The real question boils down to one thing: do we trust the people legislating and those implementing the laws legislated? Do we trust those sitting in parliament today to properly debate the bills proposed in a fair and balanced way and vote or reject them based on our interests and those of the country? Do we trust the speaker to allow a proper, open debate without taking sides? Do we trust those on the government side, who were queuing up to blindly vote the Prosecution Commission bill in to really have a crisis of conscience when it comes to voting in laws that restrict our liberties? Do we trust the new generation of MPs to worry about anything other than in which world they would make that much money and have so many privileges if they did not toe the line and stayed in parliament?
More importantly perhaps, do we trust our institutions to implement the law in all impartiality? Do we trust with upholding the law those who were hauling off people to the police stations at the crack of dawn for a joke posted on social media while those really threatening our unity through explicit racist messages get away with a slap on the wrist? Do we trust institutions run by chatwas who are so attached to power that they ratted on their own party to keep that power whatever the moral cost? Or do we trust those who wasted Rs19 billion on Safe City to come and tell us in the end that when it really mattered – to us and to the justice system – they had nothing to show for it? Or perhaps we should trust the one who raised the cult of personality to a form of governance to allow institutions teeming with sycophants and docile political nominees to act independently without fear or favour? Or those who were lying to us through their teeth about the number of Indian citizens allowed on our territory when India’s entire delegation to the G7 visiting London this week has been forced to self-isolate and all face-to-face meetings with their counterparts had to take place virtually? Or perhaps the president of the Republic to stand up to the one he owes everything to?
It is clear today that the crisis we are going through as a country is a crisis of institutions. So no assurances from those who do not have our trust are likely to put us at ease or make us forget their excesses or the huge gulf between what they say and what they do.
Yes, we are still lucky to have the Judiciary, the last bastion of democracy. While that still enjoys the respect and trust of most citizens, our justice system is now seen as the sick man of our island. The amount of time it takes for some cases to be heard and a verdict reached makes it difficult to consider it as a solution to many of the problems. The continuous delaying tactics used in the electoral petitions, for example, have dealt a serious blow to the once robust institution. It now seems that the brief of some lawyer could be as little as delaying the case entrusted to them, using all the rules in the book to make a mockery of the system.

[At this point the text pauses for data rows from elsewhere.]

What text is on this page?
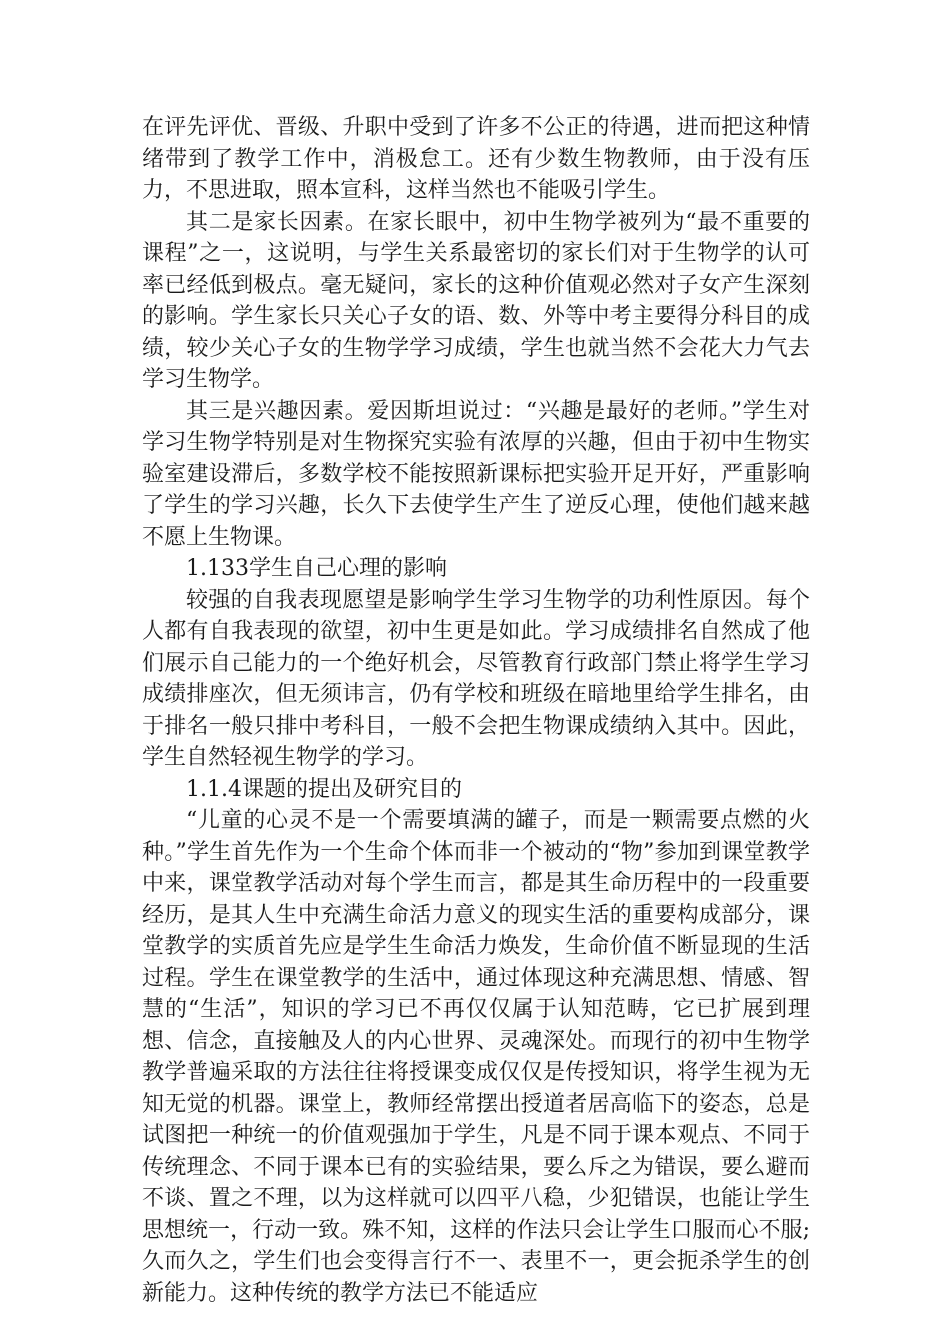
在评先评优、晋级、升职中受到了许多不公正的待遇，进而把这种情绪带到了教学工作中，消极怠工。还有少数生物教师，由于没有压力，不思进取，照本宣科，这样当然也不能吸引学生。

其二是家长因素。在家长眼中，初中生物学被列为“最不重要的课程”之一，这说明，与学生关系最密切的家长们对于生物学的认可率已经低到极点。毫无疑问，家长的这种价值观必然对子女产生深刻的影响。学生家长只关心子女的语、数、外等中考主要得分科目的成绩，较少关心子女的生物学学习成绩，学生也就当然不会花大力气去学习生物学。

其三是兴趣因素。爱因斯坦说过：“兴趣是最好的老师。”学生对学习生物学特别是对生物探究实验有浓厚的兴趣，但由于初中生物实验室建设滞后，多数学校不能按照新课标把实验开足开好，严重影响了学生的学习兴趣，长久下去使学生产生了逆反心理，使他们越来越不愿上生物课。

1.133学生自己心理的影响

较强的自我表现愿望是影响学生学习生物学的功利性原因。每个人都有自我表现的欲望，初中生更是如此。学习成绩排名自然成了他们展示自己能力的一个绝好机会，尽管教育行政部门禁止将学生学习成绩排座次，但无须讳言，仍有学校和班级在暗地里给学生排名，由于排名一般只排中考科目，一般不会把生物课成绩纳入其中。因此，学生自然轻视生物学的学习。

1.1.4课题的提出及研究目的

“儿童的心灵不是一个需要填满的罐子，而是一颗需要点燃的火种。”学生首先作为一个生命个体而非一个被动的“物”参加到课堂教学中来，课堂教学活动对每个学生而言，都是其生命历程中的一段重要经历，是其人生中充满生命活力意义的现实生活的重要构成部分，课堂教学的实质首先应是学生生命活力焕发，生命价值不断显现的生活过程。学生在课堂教学的生活中，通过体现这种充满思想、情感、智慧的“生活”，知识的学习已不再仅仅属于认知范畴，它已扩展到理想、信念，直接触及人的内心世界、灵魂深处。而现行的初中生物学教学普遍采取的方法往往将授课变成仅仅是传授知识，将学生视为无知无觉的机器。课堂上，教师经常摆出授道者居高临下的姿态，总是试图把一种统一的价值观强加于学生，凡是不同于课本观点、不同于传统理念、不同于课本已有的实验结果，要么斥之为错误，要么避而不谈、置之不理，以为这样就可以四平八稳，少犯错误，也能让学生思想统一，行动一致。殊不知，这样的作法只会让学生口服而心不服;久而久之，学生们也会变得言行不一、表里不一，更会扼杀学生的创新能力。这种传统的教学方法已不能适应
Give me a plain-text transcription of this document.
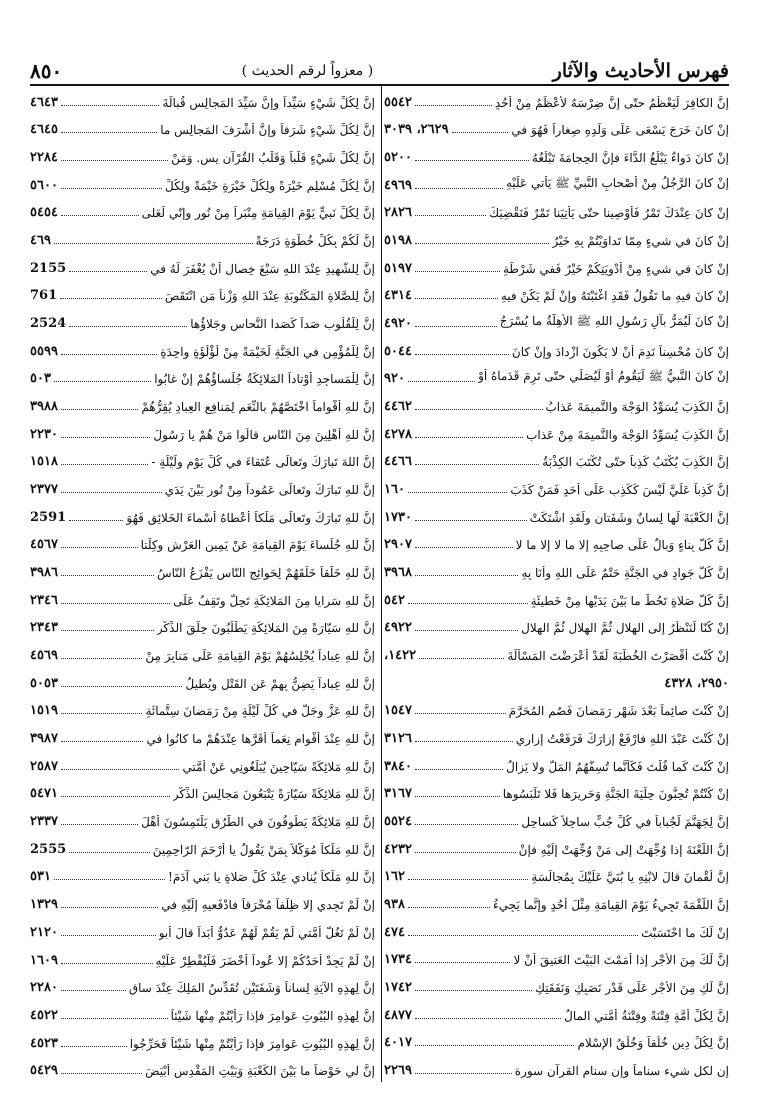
٨٥٠	( معزواً لرقم الحديث )	فهرس الأحاديث والآثار
إنَّ الكافِرَ لَيَعْظُمُ حتّى إنَّ ضِرْسَهُ لأعْظَمُ مِنْ أُحُدٍ
٥٥٤٢
إنْ كانَ خَرَجَ يَسْعَى عَلَى وَلَدِهِ صِغاراً فَهُوَ في
٢٦٢٩، ٣٠٣٩
إنْ كانَ دَواءٌ يَبْلُغُ الدَّاءَ فإنَّ الحِجامَةَ تَبْلُغُهُ
٥٢٠٠
إنْ كانَ الرَّجُلُ مِنْ أصْحابِ النَّبيِّ ﷺ يَأْتي عَلَيْهِ
٤٩٦٩
إنْ كانَ عِنْدَكَ تَمْرٌ فَأَوْصِينا حتّى يَأْتِيَنا تَمْرٌ فَنَقْضِيَكَ
٢٨٢٦
إنْ كانَ في شيءٍ مِمّا تَداوَيْتُمْ بِهِ خَيْرٌ
٥١٩٨
إنْ كانَ في شيءٍ مِنْ أَدْوِيَتِكُمْ خَيْرٌ فَفي شَرْطَةِ
٥١٩٧
إنْ كانَ فيهِ ما تَقُولُ فَقَدِ اغْتَبْتَهُ وإنْ لَمْ يَكُنْ فيهِ
٤٣١٤
إنْ كانَ لَيُمَرُّ بآلِ رَسُولِ اللهِ ﷺ الأَهِلَّةُ ما يُسْرَجُ
٤٩٢٠
إنْ كانَ مُحْسِناً نَدِمَ أنْ لا يَكُونَ ازْدادَ وإنْ كانَ
٥٠٤٤
إنْ كانَ النَّبيُّ ﷺ لَيَقُومُ أَوْ لَيُصَلِّي حتّى تَرِمَ قَدَماهُ أَوْ
٩٢٠
إنَّ الكَذِبَ يُسَوِّدُ الوَجْهَ والنَّميمَةَ عَذابُ
٤٤٦٢
إنَّ الكَذِبَ يُسَوِّدُ الوَجْهَ والنَّميمَةَ مِنْ عَذابِ
٤٢٧٨
إنَّ الكَذِبَ يُكْتَبُ كَذِباً حتّى تُكْتَبَ الكِذْبَةُ
٤٤٦٦
إنَّ كَذِباً عَلَيَّ لَيْسَ كَكَذِبٍ عَلَى أحَدٍ فَمَنْ كَذَبَ
١٦٠
إنَّ الكَعْبَةَ لَها لِسانٌ وشَفَتانِ ولَقَدِ اشْتَكَتْ
١٧٣٠
إنَّ كُلَّ بِناءٍ وَبالٌ عَلَى صاحِبِهِ إلا ما لا إلا ما لا
٢٩٠٧
إنَّ كُلَّ جَوادٍ في الجَنَّةِ حَتْمٌ عَلَى اللهِ وأنَا بِهِ
٣٩٦٨
إنَّ كُلَّ صَلاةٍ تَحُطُّ ما بَيْنَ يَدَيْها مِنْ خَطيئَةٍ
٥٤٢
إنْ كُنّا لَنَنْظُرُ إلى الهِلالِ ثُمَّ الهِلالِ ثُمَّ الهِلالِ
٤٩٢٢
إنْ كُنْتَ أقْصَرْتَ الخُطْبَةَ لَقَدْ أعْرَضْتَ المَسْأَلَةَ
١٤٢٢،
٢٩٥٠، ٤٣٢٨
إنْ كُنْتَ صائِماً بَعْدَ شَهْرِ رَمَضانَ فَصُمِ المُحَرَّمَ
١٥٤٧
إنْ كُنْتَ عَبْدَ اللهِ فارْفَعْ إزارَكَ فَرَفَعْتُ إزاري
٣١٢٦
إنْ كُنْتَ كَما قُلْتَ فَكَأَنَّما تُسِفُّهُمُ المَلَّ ولا يَزالُ
٣٨٤٠
إنْ كُنْتُمْ تُحِبُّونَ حِلْيَةَ الجَنَّةِ وَحَريرَها فَلا تَلْبَسُوها
٣١٦٧
إنَّ لِجَهَنَّمَ لَجُباباً في كُلِّ جُبٍّ ساحِلاً كَساحِلِ
٥٥٢٤
إنَّ اللَّعْنَةَ إذا وُجِّهَتْ إلى مَنْ وُجِّهَتْ إلَيْهِ فإنْ
٤٢٣٢
إنَّ لُقْمانَ قالَ لابْنِهِ يا بُنَيَّ عَلَيْكَ بِمُجالَسَةِ
١٦٢
إنَّ اللُّقْمَةَ تَجِيءُ يَوْمَ القِيامَةِ مِثْلَ أُحُدٍ وإنَّما يَجِيءُ
٩٣٨
إنْ لَكَ ما احْتَسَبْتَ
٤٧٤
إنَّ لَكَ مِنَ الأجْرِ إذا أمَمْتَ البَيْتَ العَتيقَ أنْ لا
١٧٣٤
إنَّ لَكِ مِنَ الأجْرِ عَلَى قَدْرِ نَصَبِكِ وَنَفَقَتِكِ
١٧٤٢
إنَّ لِكُلِّ أُمَّةٍ فِتْنَةً وفِتْنَةُ أُمَّتي المالُ
٤٨٧٧
إنَّ لِكُلِّ دِينٍ خُلُقاً وَخُلُقُ الإسْلامِ
٤٠١٧
إن لكل شيء سناماً وإن سنام القرآن سورة
٢٢٦٩
إنَّ لِكُلِّ شَيْءٍ سَيِّداً وإنَّ سَيِّدَ المَجالِسِ قُبالَةَ
٤٦٤٣
إنَّ لِكُلِّ شَيْءٍ شَرَفاً وإنَّ أشْرَفَ المَجالِسِ ما
٤٦٤٥
إنَّ لِكُلِّ شَيْءٍ قَلْباً وَقَلْبُ القُرْآنِ يس. وَمَنْ
٢٢٨٤
إنَّ لِكُلِّ مُسْلِمٍ خَيْرَةً ولِكُلِّ خَيْرَةٍ خَيْمَةً ولِكُلِّ
٥٦٠٠
إنَّ لِكُلِّ نَبيٍّ يَوْمَ القِيامَةِ مِنْبَراً مِنْ نُورٍ وإنّي لَعَلى
٥٤٥٤
إنَّ لَكُمْ بِكُلِّ خُطْوَةٍ دَرَجَةً
٤٦٩
إنَّ لِلشَّهيدِ عِنْدَ اللهِ سَبْعَ خِصالٍ أنْ يُغْفَرَ لَهُ في
2155
إنَّ لِلصَّلاةِ المَكْتُوبَةِ عِنْدَ اللهِ وَزْناً مَنِ انْتَقَصَ
761
إنَّ لِلْقُلُوبِ صَداً كَصَدا النُّحاسِ وجَلاؤُها
2524
إنَّ لِلْمُؤْمِنِ في الجَنَّةِ لَخَيْمَةً مِنْ لُؤْلُؤَةٍ واحِدَةٍ
٥٥٩٩
إنَّ لِلْمَساجِدِ أوْتاداً المَلائِكَةُ جُلَساؤُهُمْ إنْ غابُوا
٥٠٣
إنَّ للهِ أقْواماً اخْتَصَّهُمْ بالنِّعَمِ لِمَنافِعِ العِبادِ يُقِرُّهُمْ
٣٩٨٨
إنَّ للهِ أهْلِينَ مِنَ النّاسِ قالُوا مَنْ هُمْ يا رَسُولَ
٢٢٣٠
إنَّ اللهَ تَبارَكَ وتَعالَى عُتَقاءَ في كُلِّ يَوْمٍ ولَيْلَةٍ -
١٥١٨
إنَّ للهِ تَبارَكَ وتَعالَى عَمُوداً مِنْ نُورٍ بَيْنَ يَدَي
٢٣٧٧
إنَّ للهِ تَبارَكَ وتَعالَى مَلَكاً أعْطاهُ أسْماءَ الخَلائِقِ فَهُوَ
2591
إنَّ للهِ جُلَساءَ يَوْمَ القِيامَةِ عَنْ يَمِينِ العَرْشِ وكِلْتا
٤٥٦٧
إنَّ للهِ خَلْقاً خَلَقَهُمْ لِحَوائِجِ النّاسِ يَفْزَعُ النّاسُ
٣٩٨٦
إنَّ للهِ سَرايا مِنَ المَلائِكَةِ تَحِلُّ وتَقِفُ عَلَى
٢٣٤٦
إنَّ للهِ سَيّارَةً مِنَ المَلائِكَةِ يَطْلُبُونَ حِلَقَ الذِّكْرِ
٢٣٤٣
إنَّ للهِ عِباداً يُجْلِسُهُمْ يَوْمَ القِيامَةِ عَلَى مَنابِرَ مِنْ
٤٥٦٩
إنَّ للهِ عِباداً يَضِنُّ بِهِمْ عَنِ القَتْلِ ويُطيلُ
٥٠٥٣
إنَّ للهِ عَزَّ وجَلَّ في كُلِّ لَيْلَةٍ مِنْ رَمَضانَ سِتَّمائَةِ
١٥١٩
إنَّ للهِ عِنْدَ أقْوامٍ نِعَماً أقَرَّها عِنْدَهُمْ ما كانُوا في
٣٩٨٧
إنَّ للهِ مَلائِكَةً سَيّاحِينَ يُبَلِّغُونِي عَنْ أُمَّتي
٢٥٨٧
إنَّ للهِ مَلائِكَةً سَيّارَةً يَتْبَعُونَ مَجالِسَ الذِّكْرِ
٥٤٧١
إنَّ للهِ مَلائِكَةً يَطُوفُونَ في الطُّرُقِ يَلْتَمِسُونَ أهْلَ
٢٣٣٧
إنَّ للهِ مَلَكاً مُوَكَّلاً بِمَنْ يَقُولُ يا أرْحَمَ الرّاحِمِينَ
2555
إنَّ للهِ مَلَكاً يُنادي عِنْدَ كُلِّ صَلاةٍ يا بَني آدَمَ!
٥٣١
إنْ لَمْ تَجِدي إلا ظِلْفاً مُحْرَقاً فادْفَعيهِ إلَيْهِ في
١٣٢٩
إنْ لَمْ تَغُلَّ أُمَّتي لَمْ يَقُمْ لَهُمْ عَدُوٌّ أبَداً قالَ أبو
٢١٢٠
إنْ لَمْ يَجِدْ أحَدُكُمْ إلا عُوداً أخْضَرَ فَلْيُفْطِرْ عَلَيْهِ
١٦٠٩
إنَّ لِهذِهِ الآيَةِ لِساناً وَشَفَتَيْنِ تُقَدِّسُ المَلِكَ عِنْدَ ساقِ
٢٢٨٠
إنَّ لِهذِهِ البُيُوتِ عَوامِرَ فإذا رَأَيْتُمْ مِنْها شَيْئاً
٤٥٢٢
إنَّ لِهذِهِ البُيُوتِ عَوامِرَ فإذا رَأَيْتُمْ مِنْها شَيْئاً فَحَرِّجُوا
٤٥٢٣
إنَّ لي حَوْضاً ما بَيْنَ الكَعْبَةِ وَبَيْتِ المَقْدِسِ أبْيَضَ
٥٤٢٩
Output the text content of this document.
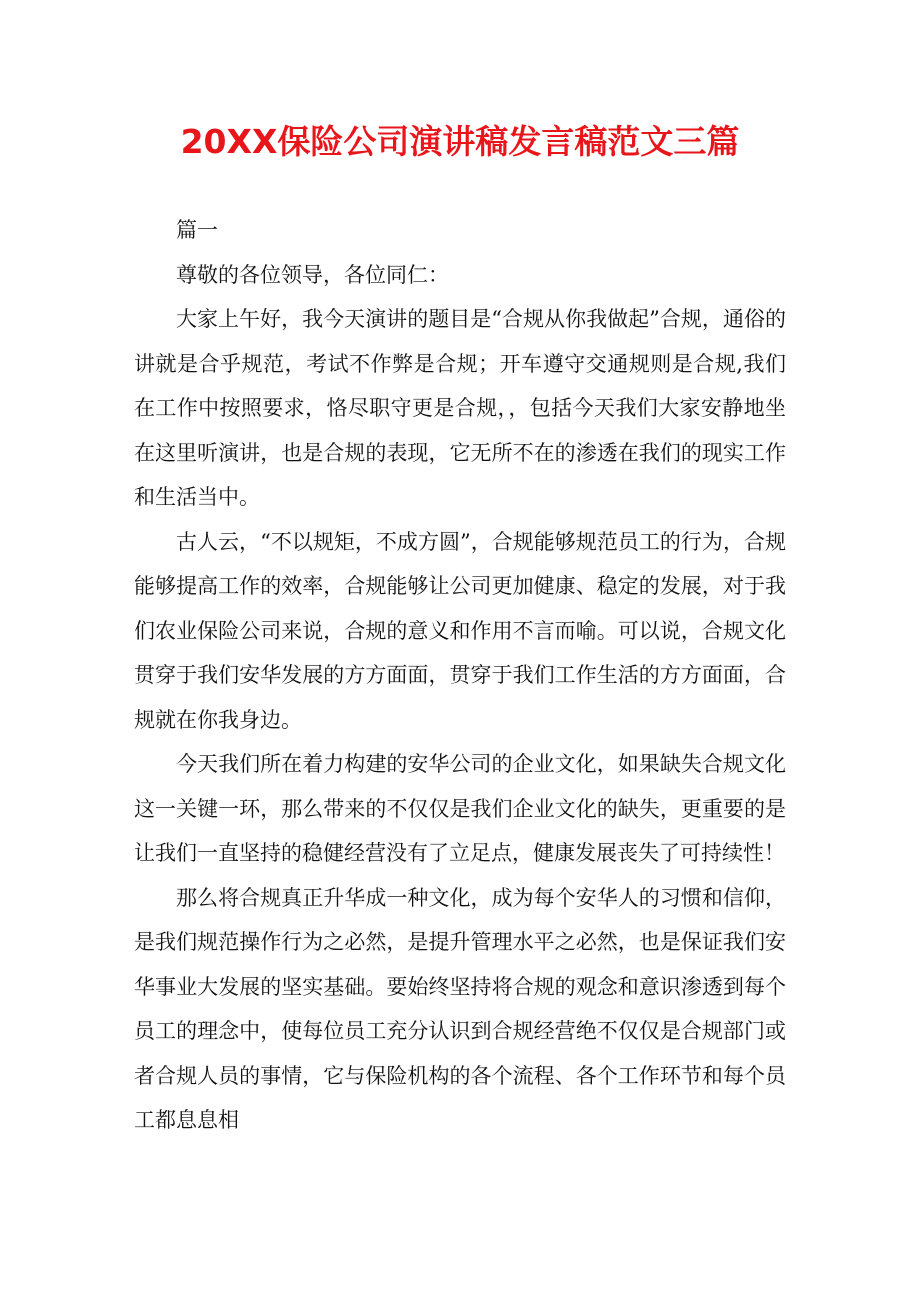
20XX保险公司演讲稿发言稿范文三篇

篇一

尊敬的各位领导，各位同仁：

大家上午好，我今天演讲的题目是“合规从你我做起”合规，通俗的讲就是合乎规范，考试不作弊是合规；开车遵守交通规则是合规,我们在工作中按照要求，恪尽职守更是合规，，包括今天我们大家安静地坐在这里听演讲，也是合规的表现，它无所不在的渗透在我们的现实工作和生活当中。

古人云，“不以规矩，不成方圆”，合规能够规范员工的行为，合规能够提高工作的效率，合规能够让公司更加健康、稳定的发展，对于我们农业保险公司来说，合规的意义和作用不言而喻。可以说，合规文化贯穿于我们安华发展的方方面面，贯穿于我们工作生活的方方面面，合规就在你我身边。

今天我们所在着力构建的安华公司的企业文化，如果缺失合规文化这一关键一环，那么带来的不仅仅是我们企业文化的缺失，更重要的是让我们一直坚持的稳健经营没有了立足点，健康发展丧失了可持续性！

那么将合规真正升华成一种文化，成为每个安华人的习惯和信仰，是我们规范操作行为之必然，是提升管理水平之必然，也是保证我们安华事业大发展的坚实基础。要始终坚持将合规的观念和意识渗透到每个员工的理念中，使每位员工充分认识到合规经营绝不仅仅是合规部门或者合规人员的事情，它与保险机构的各个流程、各个工作环节和每个员工都息息相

Trust being the backbone in any relationship, I fail to see how any proposal put by Government to the citizens of this country is likely to be accepted. So laws will make their way into the statue books thanks to the docility of government MPs and dictatorship of the numbers. They will, however, not have the blessing of the majority of citizens, their trust or their adherence. The angry debate taking place right now is their way of saying they have had enough and that they are opposed to the amendments lock, stock and barrel.